Well it’s too late for her now, now that her head’s in a box on Stephen Colbert’s bookshelf. :eek:
Yes.
Nope, never said it.
:: thinks for a second :: Nah.
Nice try, but I’m afraid you’re gonna have to go put words in someone else’s mouth and see if you can get a rebuttal. I’ve got better things to do.
But on second thought, and seeing as how you seem to be making a habit of this, I wanna play after all. How’s about this…you answer similar demands, only for a change of pace I’ll only demand examples regarding things you actually said? Sound like fun? Okay, here goes…
Wendell Wagner writes:
Have you ever talked with Americans just back from Europe? All of them spend a lot of time making half-baked comments comparing the two places.
All of them? All of them? Give me 500 examples of people coming back from Europe and spending time making half-baked comments comparing the two places…and don’t forget, not a single returnee can be shown not to have made such comments.
Wendell Wagner writes:
It’s just that conservatives dig through their comments and quote only the disparging ones.
Conservatives do that? All of them? And no liberals do? Hah! I’d like 300 examples of conservatives digging through their opponents comments and quoting only the disparaging ones, and further I’d like 1,000 cites (since this is something liberals apparently never do) of liberals arguing every point raised by their opponents without cherry picking the ones they want to address.
Wendell Wagner writes:
That’s how you prove your points - by selective quotation.
The only way? It’s the only way? Well then, since that’s the only way we prove our points, how about only 100 examples of a conservative here proving his point only by selective quotation. Shouldn’t be too hard. (Oh, and while you’re at it, perhaps you could acknowledge that you did this very same thing yourself when you chose to zero in on Paltrow’s alleged comments regarding the comparative civilization between the two countries while ignoring the more salient point of her [so-called] comments stating that the British were much more intelligent than Americans?)
Now for the coup de grâce:
See how silly you look acting like this? Do you think I truly skewered you good with my silly interpretations of your words and demands for cites? Maybe it’s just my practical conservative nature, but when I hear people speaking of their beliefs, opinions and observations, I’m inclined to take them as such and only ask for cites when a factual and definitive proof actually exists. Perhaps you would do well to do the same.

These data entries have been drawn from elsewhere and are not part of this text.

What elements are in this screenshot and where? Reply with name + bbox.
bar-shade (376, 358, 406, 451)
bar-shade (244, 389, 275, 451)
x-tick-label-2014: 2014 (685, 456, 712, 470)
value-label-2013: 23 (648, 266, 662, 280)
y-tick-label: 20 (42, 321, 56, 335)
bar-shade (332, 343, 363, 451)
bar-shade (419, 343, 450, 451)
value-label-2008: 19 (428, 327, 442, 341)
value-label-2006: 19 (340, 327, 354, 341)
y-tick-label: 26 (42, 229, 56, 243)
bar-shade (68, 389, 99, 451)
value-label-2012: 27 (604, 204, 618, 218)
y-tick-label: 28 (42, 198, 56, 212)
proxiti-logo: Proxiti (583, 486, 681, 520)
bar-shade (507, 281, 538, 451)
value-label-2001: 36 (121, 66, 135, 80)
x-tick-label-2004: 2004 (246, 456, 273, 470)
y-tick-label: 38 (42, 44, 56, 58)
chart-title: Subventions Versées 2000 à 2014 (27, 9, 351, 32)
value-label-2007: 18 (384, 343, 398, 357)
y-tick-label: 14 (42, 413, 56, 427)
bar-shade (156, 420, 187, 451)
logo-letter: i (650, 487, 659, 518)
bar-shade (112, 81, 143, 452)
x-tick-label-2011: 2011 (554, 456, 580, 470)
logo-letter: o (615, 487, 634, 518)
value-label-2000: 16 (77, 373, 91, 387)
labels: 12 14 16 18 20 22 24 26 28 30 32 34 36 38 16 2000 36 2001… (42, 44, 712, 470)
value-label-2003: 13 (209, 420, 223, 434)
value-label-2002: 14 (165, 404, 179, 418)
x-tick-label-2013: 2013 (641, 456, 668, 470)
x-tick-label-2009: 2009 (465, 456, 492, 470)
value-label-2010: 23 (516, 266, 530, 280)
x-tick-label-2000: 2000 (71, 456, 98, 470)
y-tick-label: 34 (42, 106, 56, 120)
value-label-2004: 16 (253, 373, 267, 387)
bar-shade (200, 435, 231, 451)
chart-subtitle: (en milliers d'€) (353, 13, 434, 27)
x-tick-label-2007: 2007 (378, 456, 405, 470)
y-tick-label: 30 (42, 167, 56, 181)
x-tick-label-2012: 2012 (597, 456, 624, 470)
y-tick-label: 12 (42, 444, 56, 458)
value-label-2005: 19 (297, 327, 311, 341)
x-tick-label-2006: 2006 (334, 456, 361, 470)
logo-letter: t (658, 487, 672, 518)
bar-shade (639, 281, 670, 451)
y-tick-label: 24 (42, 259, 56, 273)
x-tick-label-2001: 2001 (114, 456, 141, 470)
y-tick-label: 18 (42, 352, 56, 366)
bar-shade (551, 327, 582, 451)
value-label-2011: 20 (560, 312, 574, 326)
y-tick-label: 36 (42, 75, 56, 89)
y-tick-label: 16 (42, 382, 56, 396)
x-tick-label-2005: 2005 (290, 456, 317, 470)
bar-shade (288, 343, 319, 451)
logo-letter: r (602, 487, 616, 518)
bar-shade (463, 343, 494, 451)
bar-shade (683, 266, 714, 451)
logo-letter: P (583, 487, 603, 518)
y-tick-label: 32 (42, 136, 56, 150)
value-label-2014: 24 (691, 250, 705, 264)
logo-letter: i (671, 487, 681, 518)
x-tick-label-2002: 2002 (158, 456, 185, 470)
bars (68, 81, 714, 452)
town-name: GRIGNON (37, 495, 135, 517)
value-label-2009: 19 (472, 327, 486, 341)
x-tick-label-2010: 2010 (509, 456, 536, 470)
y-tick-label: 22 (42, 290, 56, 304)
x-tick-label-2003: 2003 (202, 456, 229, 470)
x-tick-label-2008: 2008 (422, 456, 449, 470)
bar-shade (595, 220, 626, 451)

You are the one who’s making the claim about what Hollywood liberals always say, Starving Artist. Either you know this because you’ve read lots of examples of this, or you have no examples of this, and you only make this claim because your favorite conservative commentator makes this claim and you don’t bother to look for evidence of anything he or she says. Do you or do you not have a lot of examples of Hollywood liberals making disparaging comments about Americans?
Since you’re the one dancing on the head of a pin and trying to make an issue out of the use of the word “always”, kindly point to where I said such a thing.
Or, had I made such a claim, it might also have been the result of forty years of observation–not only of things in print but on talk shows, at this or that rally, and comments/implications made during televised interviews.
And who would that be, Wendell? I await your answer with bated breath as it will give me an excellent opportunity to illustrate your proclivity for jumping to erroneous conclusions and then treating those conclusions as fact, but I’m afraid it’ll be awhile before I can respond as I have a rather busy day ahead.
Cheers.
Starving Artist writes:
> Or, had I made such a claim, it might also have been the result of forty years of
> observation–not only of things in print but on talk shows, at this or that rally,
> and comments/implications made during televised interviews.
Forty years of observation, and yet you can’t cite a single example.